Desde la Colonia hasta nuestros días,
tres corrientes conforman el desarrollo de Cuba: una actitud intelectual y
antidogmática, que antecede y anuncia los primeros afanes independentistas y
siempre se ha propuesto la creación de un país libre de los males que afectan
las naciones vecinas; una capacidad empresarial y pragmática capaz de sacarle
provecho a cualquier situación, la cual ha sabido vadear las situaciones de
inestabilidad social e inexorablemente obtiene provecho de ellas; una vocación
emocional terca y dispuesta a la acción, que se guía por principios o
prejuicios, pero siempre alienta la inmolación y el abandono personal.
A esta última se deben las páginas más
heroicas y los errores más costosos de nuestra historia.

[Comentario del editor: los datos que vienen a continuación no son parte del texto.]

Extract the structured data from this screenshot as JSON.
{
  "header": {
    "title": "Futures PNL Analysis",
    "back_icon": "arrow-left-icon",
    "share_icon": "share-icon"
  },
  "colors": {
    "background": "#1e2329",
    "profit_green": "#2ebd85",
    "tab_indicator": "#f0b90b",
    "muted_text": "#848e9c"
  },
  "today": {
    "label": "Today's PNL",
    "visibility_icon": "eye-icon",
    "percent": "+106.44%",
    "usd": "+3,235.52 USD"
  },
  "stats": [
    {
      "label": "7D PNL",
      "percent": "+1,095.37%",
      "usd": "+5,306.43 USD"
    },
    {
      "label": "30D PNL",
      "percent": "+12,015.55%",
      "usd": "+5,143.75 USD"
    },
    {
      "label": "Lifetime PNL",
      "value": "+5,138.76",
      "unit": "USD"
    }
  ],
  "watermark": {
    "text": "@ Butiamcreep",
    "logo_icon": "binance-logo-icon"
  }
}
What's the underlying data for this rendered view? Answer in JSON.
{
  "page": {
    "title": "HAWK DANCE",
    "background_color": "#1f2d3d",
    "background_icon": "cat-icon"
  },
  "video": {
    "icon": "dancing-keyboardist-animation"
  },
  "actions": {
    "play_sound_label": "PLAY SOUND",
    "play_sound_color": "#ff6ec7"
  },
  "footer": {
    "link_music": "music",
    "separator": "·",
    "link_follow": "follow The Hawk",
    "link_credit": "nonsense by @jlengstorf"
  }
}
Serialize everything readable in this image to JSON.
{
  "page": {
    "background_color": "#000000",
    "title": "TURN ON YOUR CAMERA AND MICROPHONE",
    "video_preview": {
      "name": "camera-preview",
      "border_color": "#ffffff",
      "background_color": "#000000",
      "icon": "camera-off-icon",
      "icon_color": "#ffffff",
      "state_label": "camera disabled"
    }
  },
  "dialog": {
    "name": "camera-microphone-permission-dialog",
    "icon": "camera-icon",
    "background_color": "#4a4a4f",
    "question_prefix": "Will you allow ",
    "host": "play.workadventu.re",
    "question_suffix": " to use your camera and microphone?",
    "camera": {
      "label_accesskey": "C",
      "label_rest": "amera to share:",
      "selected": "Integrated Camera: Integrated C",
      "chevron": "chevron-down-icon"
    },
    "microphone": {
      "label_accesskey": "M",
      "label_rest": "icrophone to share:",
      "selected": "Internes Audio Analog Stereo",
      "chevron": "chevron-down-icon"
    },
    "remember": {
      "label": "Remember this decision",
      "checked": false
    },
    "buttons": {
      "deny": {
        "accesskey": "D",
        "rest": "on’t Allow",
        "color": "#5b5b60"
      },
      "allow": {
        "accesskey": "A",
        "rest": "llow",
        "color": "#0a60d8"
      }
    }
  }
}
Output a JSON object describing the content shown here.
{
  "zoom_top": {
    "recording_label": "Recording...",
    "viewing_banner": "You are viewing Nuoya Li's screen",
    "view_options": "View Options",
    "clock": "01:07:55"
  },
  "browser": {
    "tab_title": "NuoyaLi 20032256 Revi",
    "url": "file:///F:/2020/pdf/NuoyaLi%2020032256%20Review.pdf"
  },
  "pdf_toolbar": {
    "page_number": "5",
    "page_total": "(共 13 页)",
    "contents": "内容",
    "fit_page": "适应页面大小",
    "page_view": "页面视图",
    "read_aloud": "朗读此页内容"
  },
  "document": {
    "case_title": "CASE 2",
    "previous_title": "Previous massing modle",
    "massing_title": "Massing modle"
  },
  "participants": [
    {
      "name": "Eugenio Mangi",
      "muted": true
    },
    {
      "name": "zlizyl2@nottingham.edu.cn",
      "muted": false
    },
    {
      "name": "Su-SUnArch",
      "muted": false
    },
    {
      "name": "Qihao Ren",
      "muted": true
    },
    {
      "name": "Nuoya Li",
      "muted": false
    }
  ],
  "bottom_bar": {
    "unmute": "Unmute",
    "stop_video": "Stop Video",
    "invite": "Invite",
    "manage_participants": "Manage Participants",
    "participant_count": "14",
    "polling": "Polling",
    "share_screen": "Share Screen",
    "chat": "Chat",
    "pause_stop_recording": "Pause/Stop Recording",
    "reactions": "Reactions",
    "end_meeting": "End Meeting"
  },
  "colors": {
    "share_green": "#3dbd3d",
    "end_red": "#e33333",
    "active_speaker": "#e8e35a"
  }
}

Las tres corrientes confluyen en los dos
elementos que, a partir de los años de formación del país, con mayor fuerza
caracterizan y encubren los acontecimientos históricos: la corrupción —política
y económica— y el sacrificio ciudadano.
Desde la colonia la corrupción se expresa
en dos formas determinantes. Son los ejes sobre los que va a girar el conflicto
independentista: corrupción económica, dada por la necesidad de explotar una
fuerza de labor esclava que realice la tarea fundamental, sobre la que se
fundamenta la vida del país, al tiempo que se hace todo lo posible por mantener
a sus miembros y víctimas (los esclavos) al margen de la escena nacional;
corrupción administrativa, por otra parte, derivada del rígido control
económico y de una situación de virtual bancarrota.
Esto hace que la batalla contra la
corrupción colonial va a confundirse con los afanes independentistas: caras que
se confunden, dos alas del mismo pájaro, para recurrir a una simbología pobre
pero cierta.
El proceso independentista cubano no fue
nunca solo una lucha contra los españoles —al estilo de las guerras
anticoloniales de América Central y del Sur—, sino un combate por la
purificación del país y la abolición de los frenos al desarrollo económico.
Paradigma
y excepción
Los primeros intelectuales cubanos del
siglo XIX alientan la necesidad de un cambio, pero al principio no aprueban la
vía armada. Realizan su labor en dos grandes frentes: el análisis social y la
enseñanza. Su labor es admirable en ambos. Aspiran a una evolución no a una
revolución.
Al final, son empujados al
independentismo por la incapacidad de renovación de España, pero tendrán que
arrastrar su propia culpa: la incapacidad de asimilar en toda su plenitud el
papel del negro en la formación de la nación.
En su derrota sucumbe también la
racionalidad del proceso, en favor de la exaltación emocional.
Entre los diversos métodos intentados de
actividad política, termina por imponerse el sacrificio heroico como único
medio para alcanzar el bienestar nacional. Aunque este ideal fracasa en la
práctica, queda como aspiración y bandera de lucha. La inutilidad del
sacrificio no se reconoce como un medio inadecuado para alcanzar la plenitud
como nación, sino como frustración republicana.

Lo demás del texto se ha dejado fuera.